De Amsterdamse Raad van Discipline heeft een advocaat met een lang tuchtrechtelijk verleden van het tableau geschrapt. De spreekwoordelijke druppel: in een echtscheidingsprocedure had hij fouten gemaakt en een contante betaling aanvaard van zijn cliënte, terwijl zij een toevoeging had gekregen.
De Amsterdamse advocaat stond zijn cliënte bij in meerdere procedures rond haar echtscheiding. De cliënte werd als gevolg van fouten van haar advocaat onnodig benadeeld en ontdekte achteraf dat ze vanwege de aan haar toegekende toevoeging geen 2.000 euro had hoeven betalen aan haar advocaat, laat staan in contanten. Ze diende klachten in bij de deken, die zich achter de klachten schaarde en hier bovenop zelf een dekenbezwaar indiende bij de Raad van Discipline Amsterdam.
De raad oordeelt dat de advocaat deze 2.000 euro niet aan zijn cliënte heeft gefactureerd en haar ook geen kwitantie heeft gegeven.
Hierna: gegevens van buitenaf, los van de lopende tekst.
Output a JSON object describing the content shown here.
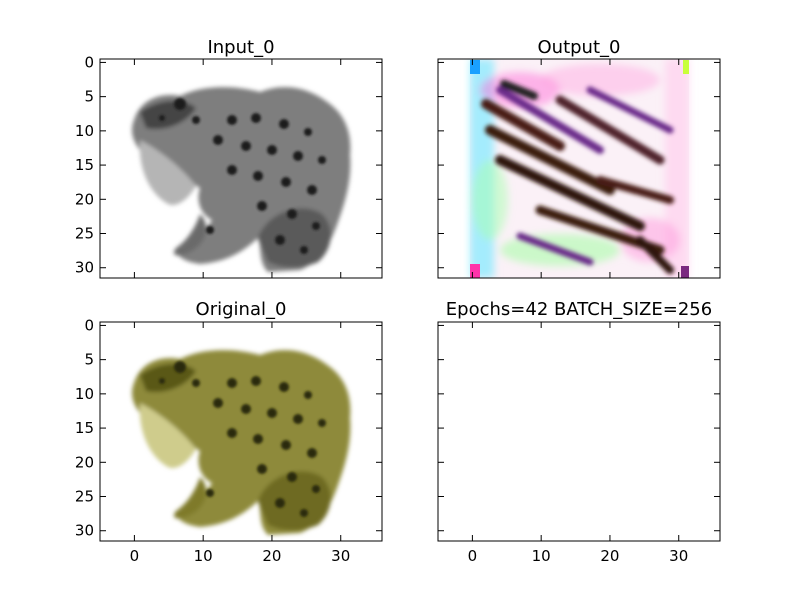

Los daarvan was de contante betaling niet geoorloofd volgens de regels van de Voda en de Wet op de rechtsbijstand. ‘Dat, zoals verweerder heeft aangevoerd, de verwachting was dat de aan klaagster verstrekte toevoeging zou worden ingetrokken in verband met de resultaatsbeoordeling maakt dit niet anders,’ stelt de tuchtrechter. ‘Zolang de toevoeging door de Raad voor Rechtsbijstand niet is ingetrokken, is de cliënt geen anders dan in de wet genoemd bedrag aan de advocaat verschuldigd.’
Blote ontkenning
De tuchtrechter verklaart ook de klachten over de gemaakte fouten gegrond – de advocaat kwam niet verder dan een ‘blote ontkenning’ – evenals het aanvullende dekenbezwaar. De advocaat werkte namelijk ook nog eens onvoldoende mee aan het dekenonderzoek, bleek de opdrachten van zijn cliënte niet schriftelijk te hebben vastgelegd en lichtte in het kader van de beroepsfouten zijn beroepsaansprakelijkheidsverzekeraar niet in.
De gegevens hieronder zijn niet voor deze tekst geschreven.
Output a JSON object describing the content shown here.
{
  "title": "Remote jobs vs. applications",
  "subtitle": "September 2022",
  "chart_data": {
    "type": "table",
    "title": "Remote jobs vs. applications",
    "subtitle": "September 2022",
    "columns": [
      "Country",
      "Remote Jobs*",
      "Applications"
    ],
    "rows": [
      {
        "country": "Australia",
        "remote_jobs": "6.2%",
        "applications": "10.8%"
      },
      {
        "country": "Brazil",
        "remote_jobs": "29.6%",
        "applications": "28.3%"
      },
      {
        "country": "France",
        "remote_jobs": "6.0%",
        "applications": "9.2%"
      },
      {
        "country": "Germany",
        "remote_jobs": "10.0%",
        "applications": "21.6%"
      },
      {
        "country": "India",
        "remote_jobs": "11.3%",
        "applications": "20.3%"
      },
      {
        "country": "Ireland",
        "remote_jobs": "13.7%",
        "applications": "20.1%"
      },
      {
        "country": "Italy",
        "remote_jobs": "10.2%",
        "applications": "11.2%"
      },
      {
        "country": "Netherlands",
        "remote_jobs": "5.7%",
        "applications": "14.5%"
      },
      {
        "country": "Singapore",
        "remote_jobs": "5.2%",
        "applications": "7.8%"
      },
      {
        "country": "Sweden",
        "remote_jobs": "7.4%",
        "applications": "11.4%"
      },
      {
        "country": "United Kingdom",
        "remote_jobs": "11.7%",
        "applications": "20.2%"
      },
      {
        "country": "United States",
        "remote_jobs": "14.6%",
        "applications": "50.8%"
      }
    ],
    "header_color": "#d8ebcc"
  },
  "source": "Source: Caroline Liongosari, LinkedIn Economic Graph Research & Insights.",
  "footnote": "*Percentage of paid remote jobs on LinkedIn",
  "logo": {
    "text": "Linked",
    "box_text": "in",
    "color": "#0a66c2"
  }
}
Volgens de raad ziet de advocaat het kwalijke van zijn handelen – of het gebrek eraan – nog altijd niet in. Mede hierom, en met het oog op zijn lange antecedentenlijst, legt de Raad van Discipline schrapping van het tableau op, zo blijkt uit de op 3 september gepubliceerde uitspraak van eind augustus. ‘Door het handelen en/of nalaten van verweerder zijn de belangen van klaagster ernstig geschaad en wordt een adequaat en efficiënt klachtonderzoek onmogelijk gemaakt. De raad rekent verweerder een en ander zwaar aan.’